Across the United States, over 83% of adults who are disabled do not qualify for any form of public housing assistance.
“That was information that was provided by the program at the University of Minnesota, and it is much higher than the average population,” says Denise Gehringer, executive director of Sheltering Tree. “It is significantly higher than the general population.” “And so what we find for people who have developmental disabilities is that they just don’t have possibilities to get housing. We want to make sure that there are facilities like Sheltering Tree available for those persons so that they can have safe homes when their parents get older and are no longer able to take care of them.
At this time, Sheltering Tree operates out of two facilities, one each in the Belleview and Benson communities. They are in the process of constructing a new location in the vicinity of Papillion and Shadow Lake, and the opening is scheduled for the summer of 2023.

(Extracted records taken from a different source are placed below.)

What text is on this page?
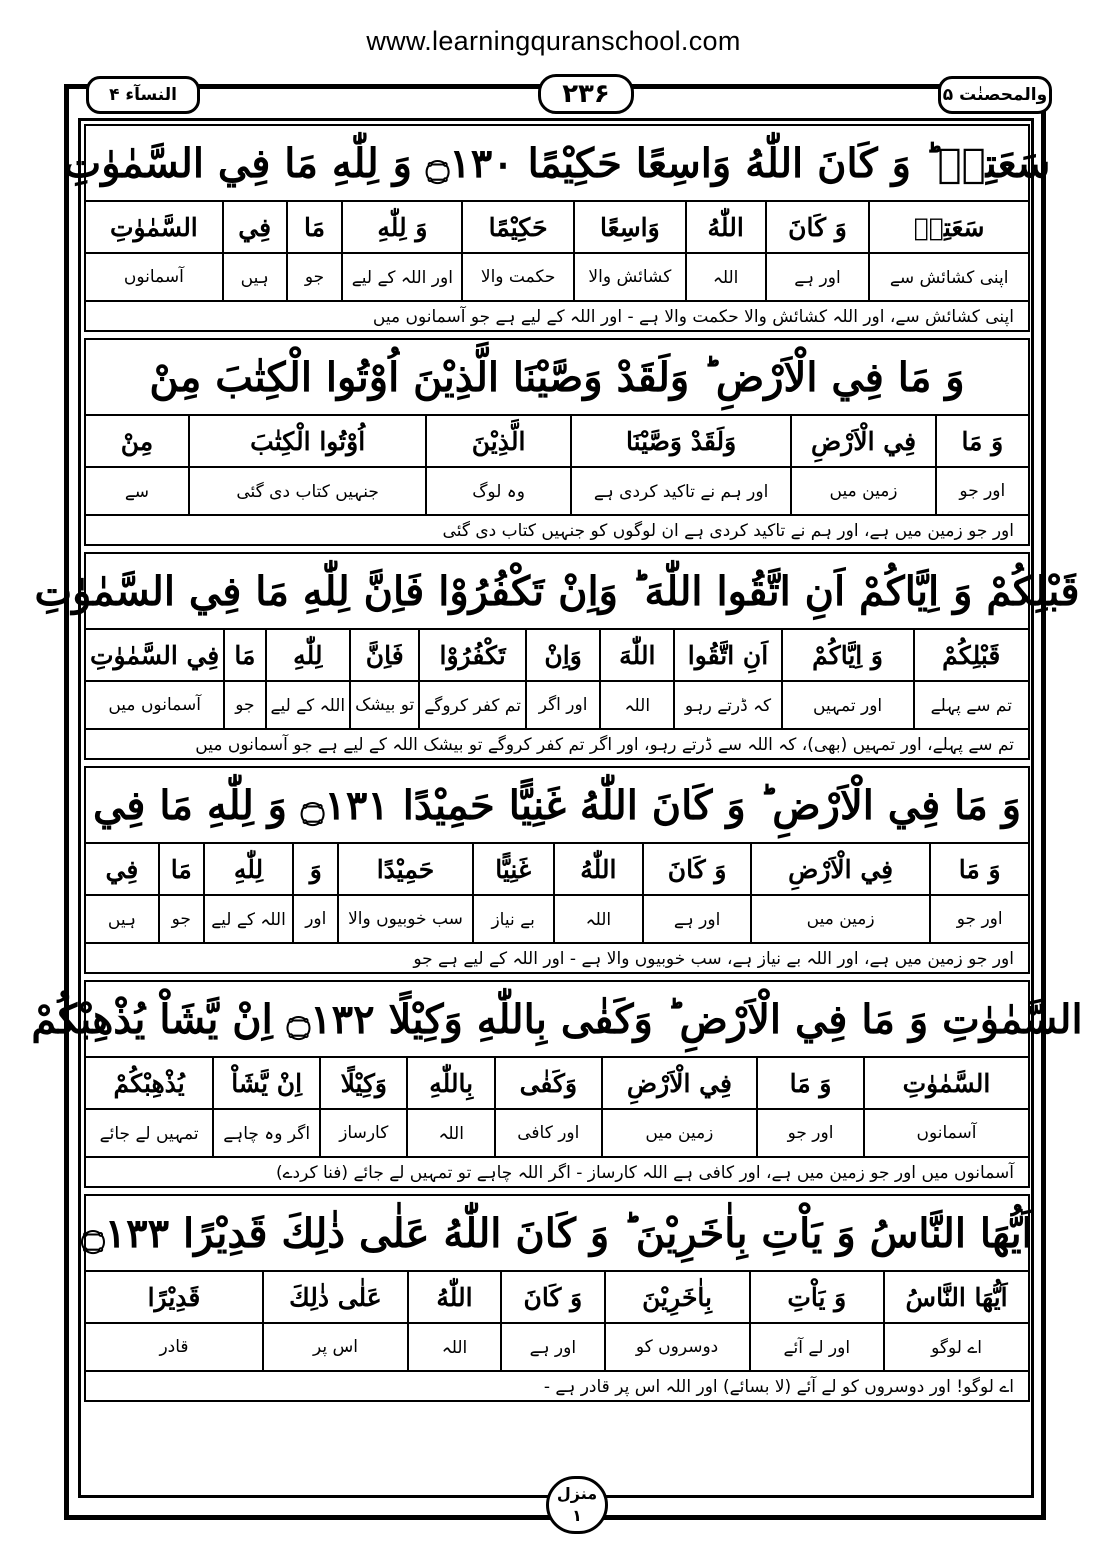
www.learningquranschool.com
النسآء ۴	۲۳۶	والمحصنٰت ۵
سَعَتِهٖ ؕ وَ كَانَ اللّٰهُ وَاسِعًا حَكِيْمًا ۝۱۳۰ وَ لِلّٰهِ مَا فِي السَّمٰوٰتِ
سَعَتِهٖ
اپنی کشائش سے
وَ كَانَ
اور ہے
اللّٰهُ
اللہ
وَاسِعًا
کشائش والا
حَكِيْمًا
حکمت والا
وَ لِلّٰهِ
اور اللہ کے لیے
مَا
جو
فِي
ہیں
السَّمٰوٰتِ
آسمانوں
اپنی کشائش سے، اور اللہ کشائش والا حکمت والا ہے - اور اللہ کے لیے ہے جو آسمانوں میں
وَ مَا فِي الْاَرْضِ ؕ وَلَقَدْ وَصَّيْنَا الَّذِيْنَ اُوْتُوا الْكِتٰبَ مِنْ
وَ مَا
اور جو
فِي الْاَرْضِ
زمین میں
وَلَقَدْ وَصَّيْنَا
اور ہم نے تاکید کردی ہے
الَّذِيْنَ
وہ لوگ
اُوْتُوا الْكِتٰبَ
جنہیں کتاب دی گئی
مِنْ
سے
اور جو زمین میں ہے، اور ہم نے تاکید کردی ہے ان لوگوں کو جنہیں کتاب دی گئی
قَبْلِكُمْ وَ اِيَّاكُمْ اَنِ اتَّقُوا اللّٰهَ ؕ وَاِنْ تَكْفُرُوْا فَاِنَّ لِلّٰهِ مَا فِي السَّمٰوٰتِ
قَبْلِكُمْ
تم سے پہلے
وَ اِيَّاكُمْ
اور تمہیں
اَنِ اتَّقُوا
کہ ڈرتے رہو
اللّٰهَ
اللہ
وَاِنْ
اور اگر
تَكْفُرُوْا
تم کفر کروگے
فَاِنَّ
تو بیشک
لِلّٰهِ
اللہ کے لیے
مَا
جو
فِي السَّمٰوٰتِ
آسمانوں میں
تم سے پہلے، اور تمہیں (بھی)، کہ اللہ سے ڈرتے رہو، اور اگر تم کفر کروگے تو بیشک اللہ کے لیے ہے جو آسمانوں میں
وَ مَا فِي الْاَرْضِ ؕ وَ كَانَ اللّٰهُ غَنِيًّا حَمِيْدًا ۝۱۳۱ وَ لِلّٰهِ مَا فِي
وَ مَا
اور جو
فِي الْاَرْضِ
زمین میں
وَ كَانَ
اور ہے
اللّٰهُ
اللہ
غَنِيًّا
بے نیاز
حَمِيْدًا
سب خوبیوں والا
وَ
اور
لِلّٰهِ
اللہ کے لیے
مَا
جو
فِي
ہیں
اور جو زمین میں ہے، اور اللہ بے نیاز ہے، سب خوبیوں والا ہے - اور اللہ کے لیے ہے جو
السَّمٰوٰتِ وَ مَا فِي الْاَرْضِ ؕ وَكَفٰى بِاللّٰهِ وَكِيْلًا ۝۱۳۲ اِنْ يَّشَاْ يُذْهِبْكُمْ
السَّمٰوٰتِ
آسمانوں
وَ مَا
اور جو
فِي الْاَرْضِ
زمین میں
وَكَفٰى
اور کافی
بِاللّٰهِ
اللہ
وَكِيْلًا
کارساز
اِنْ يَّشَاْ
اگر وہ چاہے
يُذْهِبْكُمْ
تمہیں لے جائے
آسمانوں میں اور جو زمین میں ہے، اور کافی ہے اللہ کارساز - اگر اللہ چاہے تو تمہیں لے جائے (فنا کردے)
اَيُّهَا النَّاسُ وَ يَاْتِ بِاٰخَرِيْنَ ؕ وَ كَانَ اللّٰهُ عَلٰى ذٰلِكَ قَدِيْرًا ۝۱۳۳
اَيُّهَا النَّاسُ
اے لوگو
وَ يَاْتِ
اور لے آئے
بِاٰخَرِيْنَ
دوسروں کو
وَ كَانَ
اور ہے
اللّٰهُ
اللہ
عَلٰى ذٰلِكَ
اس پر
قَدِيْرًا
قادر
اے لوگو! اور دوسروں کو لے آئے (لا بسائے) اور اللہ اس پر قادر ہے -
منزل
۱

In addition, the non-profit organization was granted permission by the Omaha City Council to develop an additional 44 housing units in the Elkhorn neighborhood.
“We had a neighborhood meeting to share with the neighbors what it is that we do, who would be living in our Sheltering Tree community and I think they were very supportive, they were welcoming, and they look forward to having us as neighbors,” says Gehringer. “We had a neighborhood meeting to share with the neighbors what it is that we do, who would be living in our Sheltering Tree community and I think they were very supportive, they were welcoming
However, concerns about things like parking and increased traffic in the region continue to be a factor.
However, neighbors believe that providing reasonably priced housing for persons who have developmental impairments is a wonderful opportunity for people who, like Grace, have a pressing requirement for such accommodations.
According to Gehringer, the Sheltering Tree apartments have resident tenant helpers who are present at all times. Because adults who have developmental impairments have varied degrees of assistance requirements, this is one way in which they can assist their residents in “designing what they want their life to look like.”
This coming Friday is the Sheltering Tree gala, and the final day to purchase tickets is this coming Tuesday, September 6th. One of their most important fund-raising events also serves as an opportunity to express gratitude to the local community for the assistance it has provided.